Ainsi, plus de 70 pays ont d’ores et déjà soumis leurs plans nationaux de gestion de la sécheresse. Le cœur des négociations actuelles consiste à transposer juridiquement et techniquement ces plans en projets de terrain concrets, (infrastructures de stockage d’eau de pluie, protection des nappes phréatiques).
Transition vers l’agroécologie
Les délégations présentes à cette COP17, étudient des mécanismes pour subventionner de nouvelles techniques agricoles, moins gourmandes en eau et capables de prévenir la salinisation des sols, induite par une mauvaise irrigation.
Le point de blocage majeur ici est le financement.
La mise en œuvre des infrastructures hydrauliques et de résilience face à la sécheresse, se heurte à une impasse financière majeure. Les experts de la Convention des Nations unies sur la lutte contre la désertification (UNCCD) estiment que 2 100 à 2 600 milliards de dollars d’investissements mondiaux sont nécessaires.
Tandis que le Partenariat mondial pour la résilience à la sécheresse (initié à Riyad lors de la COP16) n’affiche que 12 milliards de dollars de fonds mobilisés.

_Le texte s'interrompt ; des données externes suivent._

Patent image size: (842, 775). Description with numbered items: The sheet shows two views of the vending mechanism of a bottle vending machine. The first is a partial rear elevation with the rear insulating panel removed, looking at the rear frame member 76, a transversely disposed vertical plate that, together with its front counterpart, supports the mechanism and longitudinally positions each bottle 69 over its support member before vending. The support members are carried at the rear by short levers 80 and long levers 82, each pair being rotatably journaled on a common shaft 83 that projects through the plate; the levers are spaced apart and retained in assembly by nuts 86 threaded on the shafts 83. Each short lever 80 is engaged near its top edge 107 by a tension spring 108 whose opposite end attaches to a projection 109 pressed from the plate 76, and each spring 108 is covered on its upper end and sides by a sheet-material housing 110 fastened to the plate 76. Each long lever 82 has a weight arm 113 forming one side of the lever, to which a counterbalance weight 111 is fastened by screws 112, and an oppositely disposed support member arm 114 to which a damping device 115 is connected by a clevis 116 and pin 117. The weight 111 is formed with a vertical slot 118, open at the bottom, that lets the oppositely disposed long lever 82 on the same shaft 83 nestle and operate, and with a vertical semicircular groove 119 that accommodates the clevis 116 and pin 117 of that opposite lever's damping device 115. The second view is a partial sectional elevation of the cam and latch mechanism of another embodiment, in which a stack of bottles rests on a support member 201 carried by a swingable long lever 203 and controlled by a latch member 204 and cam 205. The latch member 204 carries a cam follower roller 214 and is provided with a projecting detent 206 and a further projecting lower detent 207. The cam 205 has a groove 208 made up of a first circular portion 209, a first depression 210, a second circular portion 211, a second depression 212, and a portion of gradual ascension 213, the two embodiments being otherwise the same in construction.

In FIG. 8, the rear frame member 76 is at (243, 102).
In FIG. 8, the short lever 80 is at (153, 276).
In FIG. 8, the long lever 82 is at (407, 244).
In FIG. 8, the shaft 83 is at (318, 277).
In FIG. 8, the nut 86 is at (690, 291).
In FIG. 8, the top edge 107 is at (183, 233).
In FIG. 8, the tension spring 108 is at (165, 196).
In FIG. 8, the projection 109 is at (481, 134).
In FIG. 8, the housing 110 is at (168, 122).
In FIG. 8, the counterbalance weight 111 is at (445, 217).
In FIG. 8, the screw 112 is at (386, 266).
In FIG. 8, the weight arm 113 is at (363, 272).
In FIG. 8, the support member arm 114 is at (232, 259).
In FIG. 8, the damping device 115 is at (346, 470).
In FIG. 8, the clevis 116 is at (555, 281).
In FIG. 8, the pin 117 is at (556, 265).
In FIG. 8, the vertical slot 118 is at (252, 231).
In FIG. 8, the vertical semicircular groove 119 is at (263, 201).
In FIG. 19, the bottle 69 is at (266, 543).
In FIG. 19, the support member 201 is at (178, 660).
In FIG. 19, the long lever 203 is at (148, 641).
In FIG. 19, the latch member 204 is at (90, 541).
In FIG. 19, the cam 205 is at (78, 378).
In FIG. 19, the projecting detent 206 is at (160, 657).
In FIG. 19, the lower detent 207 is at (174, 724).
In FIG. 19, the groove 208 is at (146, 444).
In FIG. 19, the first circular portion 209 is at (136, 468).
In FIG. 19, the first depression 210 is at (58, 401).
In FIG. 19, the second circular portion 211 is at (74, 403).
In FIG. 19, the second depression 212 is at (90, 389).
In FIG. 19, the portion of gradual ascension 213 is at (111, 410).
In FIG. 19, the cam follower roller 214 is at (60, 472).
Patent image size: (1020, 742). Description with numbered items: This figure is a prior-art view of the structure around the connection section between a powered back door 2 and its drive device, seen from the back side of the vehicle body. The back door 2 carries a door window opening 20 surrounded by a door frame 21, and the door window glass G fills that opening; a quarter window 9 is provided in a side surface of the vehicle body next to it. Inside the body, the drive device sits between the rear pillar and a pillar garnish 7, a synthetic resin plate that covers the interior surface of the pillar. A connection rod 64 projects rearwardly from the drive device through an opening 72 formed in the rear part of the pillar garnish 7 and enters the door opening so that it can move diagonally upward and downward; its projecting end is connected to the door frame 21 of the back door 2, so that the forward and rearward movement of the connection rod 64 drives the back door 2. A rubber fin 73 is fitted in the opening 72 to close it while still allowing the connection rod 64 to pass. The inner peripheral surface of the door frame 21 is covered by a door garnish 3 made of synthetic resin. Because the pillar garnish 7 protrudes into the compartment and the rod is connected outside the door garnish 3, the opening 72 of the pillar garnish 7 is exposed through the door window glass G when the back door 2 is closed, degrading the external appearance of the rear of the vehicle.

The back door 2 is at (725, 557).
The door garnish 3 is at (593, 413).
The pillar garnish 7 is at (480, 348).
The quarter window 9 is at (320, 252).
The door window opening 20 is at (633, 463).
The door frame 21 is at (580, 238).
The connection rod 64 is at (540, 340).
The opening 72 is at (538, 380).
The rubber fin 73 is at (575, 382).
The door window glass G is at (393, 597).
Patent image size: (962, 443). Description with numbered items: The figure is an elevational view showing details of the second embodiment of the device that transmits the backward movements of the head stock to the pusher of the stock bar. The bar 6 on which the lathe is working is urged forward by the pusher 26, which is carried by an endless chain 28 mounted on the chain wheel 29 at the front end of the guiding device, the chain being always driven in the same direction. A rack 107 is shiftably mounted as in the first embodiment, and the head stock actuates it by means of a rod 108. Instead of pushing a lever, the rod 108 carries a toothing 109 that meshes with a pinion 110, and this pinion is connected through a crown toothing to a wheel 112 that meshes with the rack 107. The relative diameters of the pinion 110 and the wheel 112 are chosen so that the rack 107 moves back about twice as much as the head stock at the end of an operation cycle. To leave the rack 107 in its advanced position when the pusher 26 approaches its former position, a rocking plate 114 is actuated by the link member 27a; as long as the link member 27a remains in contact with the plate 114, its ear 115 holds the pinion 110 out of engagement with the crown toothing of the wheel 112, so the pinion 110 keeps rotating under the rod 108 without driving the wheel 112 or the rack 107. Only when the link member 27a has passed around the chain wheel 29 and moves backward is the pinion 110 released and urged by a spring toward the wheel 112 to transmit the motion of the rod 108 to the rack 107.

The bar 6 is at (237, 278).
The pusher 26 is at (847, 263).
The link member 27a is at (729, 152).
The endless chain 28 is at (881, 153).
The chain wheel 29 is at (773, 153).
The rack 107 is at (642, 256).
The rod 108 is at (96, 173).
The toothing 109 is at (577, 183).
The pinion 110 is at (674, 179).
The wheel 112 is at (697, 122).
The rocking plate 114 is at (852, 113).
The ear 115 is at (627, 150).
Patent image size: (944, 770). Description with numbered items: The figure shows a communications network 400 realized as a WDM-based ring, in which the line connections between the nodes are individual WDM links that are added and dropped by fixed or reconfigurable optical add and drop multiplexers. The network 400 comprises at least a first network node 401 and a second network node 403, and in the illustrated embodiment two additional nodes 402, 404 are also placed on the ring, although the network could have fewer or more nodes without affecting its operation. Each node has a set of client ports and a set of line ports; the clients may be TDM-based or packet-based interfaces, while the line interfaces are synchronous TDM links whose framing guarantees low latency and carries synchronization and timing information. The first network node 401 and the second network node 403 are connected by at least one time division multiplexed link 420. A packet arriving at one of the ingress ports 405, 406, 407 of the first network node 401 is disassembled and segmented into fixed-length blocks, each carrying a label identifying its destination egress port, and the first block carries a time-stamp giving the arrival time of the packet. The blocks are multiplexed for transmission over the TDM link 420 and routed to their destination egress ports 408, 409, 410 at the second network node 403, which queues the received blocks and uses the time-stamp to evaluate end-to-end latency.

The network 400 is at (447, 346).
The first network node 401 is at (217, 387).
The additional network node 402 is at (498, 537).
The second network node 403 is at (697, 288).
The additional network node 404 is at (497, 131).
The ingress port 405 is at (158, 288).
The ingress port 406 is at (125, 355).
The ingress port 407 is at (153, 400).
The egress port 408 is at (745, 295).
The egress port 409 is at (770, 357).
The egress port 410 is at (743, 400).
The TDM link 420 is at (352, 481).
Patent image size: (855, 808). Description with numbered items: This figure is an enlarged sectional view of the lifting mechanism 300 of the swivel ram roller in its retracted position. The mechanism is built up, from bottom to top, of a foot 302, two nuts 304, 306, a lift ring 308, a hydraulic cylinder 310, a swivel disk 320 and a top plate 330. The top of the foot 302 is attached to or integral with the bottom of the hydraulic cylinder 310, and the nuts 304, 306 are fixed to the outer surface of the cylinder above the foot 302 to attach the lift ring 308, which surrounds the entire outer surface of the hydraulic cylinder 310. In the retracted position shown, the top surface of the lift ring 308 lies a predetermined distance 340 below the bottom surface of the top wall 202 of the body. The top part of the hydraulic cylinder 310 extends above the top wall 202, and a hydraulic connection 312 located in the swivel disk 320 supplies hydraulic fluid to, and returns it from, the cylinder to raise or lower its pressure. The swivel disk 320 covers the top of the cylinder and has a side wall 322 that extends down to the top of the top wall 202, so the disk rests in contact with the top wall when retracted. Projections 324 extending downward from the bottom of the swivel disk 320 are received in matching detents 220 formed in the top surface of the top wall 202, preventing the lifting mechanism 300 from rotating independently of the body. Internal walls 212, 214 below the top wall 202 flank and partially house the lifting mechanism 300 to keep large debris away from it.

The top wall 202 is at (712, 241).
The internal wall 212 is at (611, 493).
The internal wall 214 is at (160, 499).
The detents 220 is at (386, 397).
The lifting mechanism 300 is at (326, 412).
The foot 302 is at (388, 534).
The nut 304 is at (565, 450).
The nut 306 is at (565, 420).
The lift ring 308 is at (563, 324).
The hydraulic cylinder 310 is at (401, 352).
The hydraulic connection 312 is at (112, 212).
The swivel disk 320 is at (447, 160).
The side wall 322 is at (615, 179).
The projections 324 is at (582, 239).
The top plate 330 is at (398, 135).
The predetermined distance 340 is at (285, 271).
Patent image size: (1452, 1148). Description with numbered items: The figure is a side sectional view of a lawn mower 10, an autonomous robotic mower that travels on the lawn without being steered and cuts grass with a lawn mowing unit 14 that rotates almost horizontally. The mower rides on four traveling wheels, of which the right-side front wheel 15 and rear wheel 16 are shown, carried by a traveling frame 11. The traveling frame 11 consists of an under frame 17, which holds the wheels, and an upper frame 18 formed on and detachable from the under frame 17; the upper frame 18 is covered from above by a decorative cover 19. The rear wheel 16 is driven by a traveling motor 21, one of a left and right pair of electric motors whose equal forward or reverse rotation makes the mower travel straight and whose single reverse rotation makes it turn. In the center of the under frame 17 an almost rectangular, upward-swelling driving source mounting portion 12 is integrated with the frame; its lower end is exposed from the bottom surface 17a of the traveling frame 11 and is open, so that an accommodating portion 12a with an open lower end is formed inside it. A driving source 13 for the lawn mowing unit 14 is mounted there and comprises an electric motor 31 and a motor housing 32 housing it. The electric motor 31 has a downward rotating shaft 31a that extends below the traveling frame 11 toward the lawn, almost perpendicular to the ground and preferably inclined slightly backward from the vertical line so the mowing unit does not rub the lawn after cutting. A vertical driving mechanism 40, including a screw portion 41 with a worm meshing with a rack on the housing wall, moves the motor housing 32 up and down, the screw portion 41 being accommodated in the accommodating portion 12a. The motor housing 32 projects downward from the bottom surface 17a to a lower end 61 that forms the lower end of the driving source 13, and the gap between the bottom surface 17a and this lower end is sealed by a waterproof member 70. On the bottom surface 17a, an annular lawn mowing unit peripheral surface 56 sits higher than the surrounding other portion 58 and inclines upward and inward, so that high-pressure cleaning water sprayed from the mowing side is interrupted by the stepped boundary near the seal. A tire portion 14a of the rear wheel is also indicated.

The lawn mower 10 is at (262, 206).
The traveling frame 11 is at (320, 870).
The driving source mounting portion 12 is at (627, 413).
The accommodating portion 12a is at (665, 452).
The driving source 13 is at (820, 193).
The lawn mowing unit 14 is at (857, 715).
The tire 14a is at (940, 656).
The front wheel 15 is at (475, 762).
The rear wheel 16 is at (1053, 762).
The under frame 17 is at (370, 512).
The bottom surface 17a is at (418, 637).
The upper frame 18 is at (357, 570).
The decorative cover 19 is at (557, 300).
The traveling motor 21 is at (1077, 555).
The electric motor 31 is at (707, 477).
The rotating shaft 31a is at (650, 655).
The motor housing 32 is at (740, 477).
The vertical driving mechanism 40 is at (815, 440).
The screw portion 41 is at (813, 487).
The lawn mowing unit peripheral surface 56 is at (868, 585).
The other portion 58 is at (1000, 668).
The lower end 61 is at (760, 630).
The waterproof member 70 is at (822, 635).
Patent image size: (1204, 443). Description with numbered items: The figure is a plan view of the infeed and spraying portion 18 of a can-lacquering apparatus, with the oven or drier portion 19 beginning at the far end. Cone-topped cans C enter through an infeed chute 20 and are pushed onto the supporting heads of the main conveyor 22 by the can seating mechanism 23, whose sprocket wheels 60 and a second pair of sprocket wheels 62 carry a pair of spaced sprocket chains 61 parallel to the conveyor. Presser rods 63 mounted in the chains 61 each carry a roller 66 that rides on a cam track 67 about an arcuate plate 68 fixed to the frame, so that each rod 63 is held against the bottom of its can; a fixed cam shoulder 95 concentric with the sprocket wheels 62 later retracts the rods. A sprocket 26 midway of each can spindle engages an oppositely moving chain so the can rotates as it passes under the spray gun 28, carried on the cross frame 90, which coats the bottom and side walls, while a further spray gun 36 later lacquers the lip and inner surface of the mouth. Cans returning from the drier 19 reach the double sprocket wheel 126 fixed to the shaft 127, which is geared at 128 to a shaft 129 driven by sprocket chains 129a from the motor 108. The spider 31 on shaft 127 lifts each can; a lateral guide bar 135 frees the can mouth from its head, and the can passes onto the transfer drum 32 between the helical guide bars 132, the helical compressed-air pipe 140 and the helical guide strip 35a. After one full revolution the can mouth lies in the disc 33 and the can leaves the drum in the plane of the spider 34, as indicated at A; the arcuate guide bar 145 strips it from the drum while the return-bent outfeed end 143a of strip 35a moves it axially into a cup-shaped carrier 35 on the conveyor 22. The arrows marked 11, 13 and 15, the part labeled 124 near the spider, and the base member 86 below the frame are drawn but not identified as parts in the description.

En même temps, les financements privés ne couvrent aujourd’hui que 6% des besoins. Les négociations d’Oulan-Bator visent donc à créer des cadres incitatifs (et des garde-fous stricts), pour pousser les banques agricoles et les investisseurs privés, à injecter des capitaux dans la restauration hydrique des terres.
D’où l’urgence des dynamiques politiques et régionales. Surtout que le multilatéralisme environnemental subit de fortes tensions, mais la transversalité du sujet de l’eau (qui touche à l’alimentation, à la santé et aux migrations), pousse les blocs géopolitiques à chercher des consensus. Des pays en première ligne, à l’instar du Cameroun (élu à la Vice-présidence de cette COP), partagent leurs retours d’expérience, avec l’opération Sahel Vert, pour attirer des financements bilatéraux et adapter la gestion de l’eau aux réalités des écosystèmes fragiles.
Samuel BONDJOCK, Source Celcom MINEPDED.